The survey responses indicated that puppies who were not sufficiently socialized and introduced to new environments were much more likely to be afraid of loud noises, unfamiliar situations, and various walking surfaces.

The fear of fireworks and walking surfaces was most prevalent among dogs who belonged to first-time owners, and there were differences between dogs who lived in the country and the city.

Study lead author Hannes Lohi is a professor of Veterinary Medicine at the University of Helsinki. The research is part of Professor Lohi’s Academy of Finland project, which investigates the environmental and genetic factors that influence canine behavior.

“Our prior research on the environmental effects of social fear observed the same phenomena where urban dogs were more fearful than their rural counterparts,” said Professor Logo. 

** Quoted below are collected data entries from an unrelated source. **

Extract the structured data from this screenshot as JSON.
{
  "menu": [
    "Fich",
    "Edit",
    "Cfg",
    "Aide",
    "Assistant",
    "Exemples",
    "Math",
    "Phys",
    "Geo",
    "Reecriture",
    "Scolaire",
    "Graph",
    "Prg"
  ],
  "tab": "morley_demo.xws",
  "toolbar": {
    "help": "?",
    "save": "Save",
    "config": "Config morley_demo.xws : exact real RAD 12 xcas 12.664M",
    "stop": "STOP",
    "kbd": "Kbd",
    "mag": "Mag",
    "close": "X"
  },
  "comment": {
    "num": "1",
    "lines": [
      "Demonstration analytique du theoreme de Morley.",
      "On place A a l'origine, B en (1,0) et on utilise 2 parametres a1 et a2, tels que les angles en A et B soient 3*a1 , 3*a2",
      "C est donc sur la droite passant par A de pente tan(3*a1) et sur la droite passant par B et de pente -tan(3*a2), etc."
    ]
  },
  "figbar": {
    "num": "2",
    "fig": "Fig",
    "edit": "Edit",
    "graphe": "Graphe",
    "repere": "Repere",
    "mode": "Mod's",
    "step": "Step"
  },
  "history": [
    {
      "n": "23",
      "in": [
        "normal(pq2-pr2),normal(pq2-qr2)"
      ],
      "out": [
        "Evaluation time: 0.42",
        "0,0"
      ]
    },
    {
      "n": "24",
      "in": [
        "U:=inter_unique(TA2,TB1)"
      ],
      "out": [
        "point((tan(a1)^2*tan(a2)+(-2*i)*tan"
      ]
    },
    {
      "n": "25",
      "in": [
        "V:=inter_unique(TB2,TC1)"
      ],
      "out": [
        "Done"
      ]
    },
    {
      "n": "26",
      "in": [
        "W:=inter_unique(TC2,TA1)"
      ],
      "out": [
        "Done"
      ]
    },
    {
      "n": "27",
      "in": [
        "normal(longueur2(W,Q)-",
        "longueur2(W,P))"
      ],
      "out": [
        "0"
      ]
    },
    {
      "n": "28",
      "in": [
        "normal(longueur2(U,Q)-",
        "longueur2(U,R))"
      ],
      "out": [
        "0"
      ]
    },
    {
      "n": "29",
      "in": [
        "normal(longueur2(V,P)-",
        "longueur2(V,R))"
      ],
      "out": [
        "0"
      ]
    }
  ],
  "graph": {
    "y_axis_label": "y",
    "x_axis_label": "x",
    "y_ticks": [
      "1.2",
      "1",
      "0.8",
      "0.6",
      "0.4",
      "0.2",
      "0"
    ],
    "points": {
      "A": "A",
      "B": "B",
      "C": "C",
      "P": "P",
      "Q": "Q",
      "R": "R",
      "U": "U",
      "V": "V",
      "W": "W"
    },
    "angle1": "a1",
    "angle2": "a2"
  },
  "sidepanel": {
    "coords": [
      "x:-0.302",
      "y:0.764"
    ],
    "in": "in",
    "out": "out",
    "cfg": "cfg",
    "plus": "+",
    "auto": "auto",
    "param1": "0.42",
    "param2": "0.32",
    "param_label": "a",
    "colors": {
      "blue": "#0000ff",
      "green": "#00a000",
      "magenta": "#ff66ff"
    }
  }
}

“Indeed, it is interesting that human mental health problems too occur more frequently in the city than in rural areas. The ways in which our environment shapes us and our best friend is definitely an interesting topic for further research.”

The investigation confirmed the findings of previous studies that fearfulness is most common in sterilized females and small dogs. Fearfulness was found to vary substantially across different dog breeds. Cairn Terriers ranked among the most fearful breeds and Chinese Crested Dogs ranked among the least fearful.

“The breed-specific differences support the idea that fearfulness is inherited. In other words, breeding choices matter, even without knowing the exact mechanisms of inheritance,” said Professor Logo. 

“However, this study offers dog owners tools and support for previous notions related to improving the wellbeing of their dogs. Diverse socialization in puppyhood and an active lifestyle can significantly reduce social and non-social fearfulness.”

The study is published in the journal Scientific Reports.